论文标题
两级空间内存索引
A Two-level Spatial In-Memory Index
论文作者
论文摘要
大量的空间数据越来越多地获得并需要有效的管理。尽管已经进行了数十年的空间数据管理研究,但很少有作品认为商品硬件的当前状态,具有相对较大的内存和并行多核处理的能力。在这项工作中,我们重新考虑了在这个新现实下的空间索引设计。具体而言,我们为具有空间范围的对象提出了一种主要内存索引方法,该方法基于经典的常规空间分配到分离砖中。我们索引的新颖性是每个瓷砖的内容进一步分为四类。这种二级分区不仅减少了计算结果所需的比较数量,而且还避免了生成和消除重复结果,这是基于分离空间分配的空间索引的固有问题。由我们的索引方案定义的空间分区是完全独立的,促进了轻松的并行评估,因为必须在分区之间进行同步或通信。我们展示了如何使用索引有效地处理空间范围查询并大大降低查询的完善步骤的成本。此外,我们研究了批处理和并行的众多范围查询的有效处理。对实际数据集的广泛实验证实了我们方法的效率。

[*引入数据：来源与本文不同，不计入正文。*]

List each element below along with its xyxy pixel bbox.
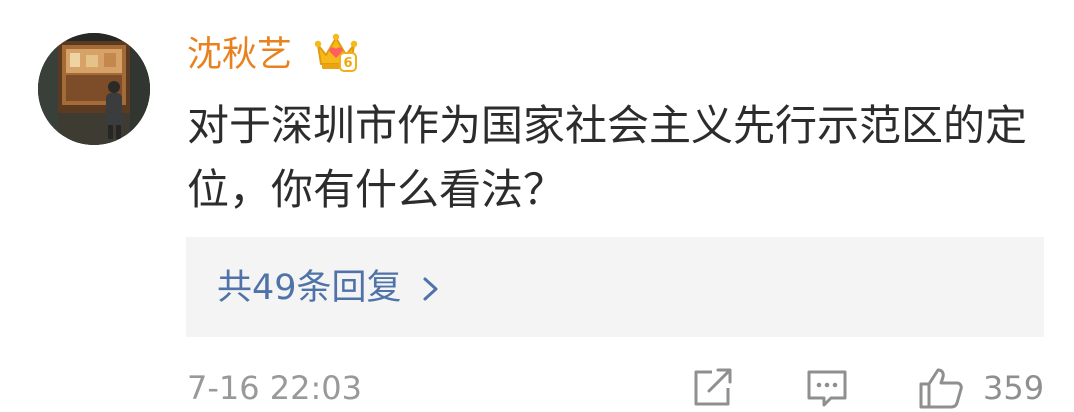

Very large volumes of spatial data increasingly become available and demand effective management. While there has been decades of research on spatial data management, few works consider the current state of commodity hardware, having relatively large memory and the ability of parallel multi-core processing. In this work, we re-consider the design of spatial indexing under this new reality. Specifically, we propose a main-memory indexing approach for objects with spatial extent, which is based on a classic regular space partitioning into disjoint tiles. The novelty of our index is that the contents of each tile are further partitioned into four classes. This second-level partitioning not only reduces the number of comparisons required to compute the results, but also avoids the generation and elimination of duplicate results, which is an inherent problem of spatial indexes based on disjoint space partitioning. The spatial partitions defined by our indexing scheme are totally independent, facilitating effortless parallel evaluation, as no synchronization or communication between the partitions is necessary. We show how our index can be used to efficiently process spatial range queries and drastically reduce the cost of the refinement step of the queries. In addition, we study the efficient processing of numerous range queries in batch and in parallel. Extensive experiments on real datasets confirm the efficiency of our approaches.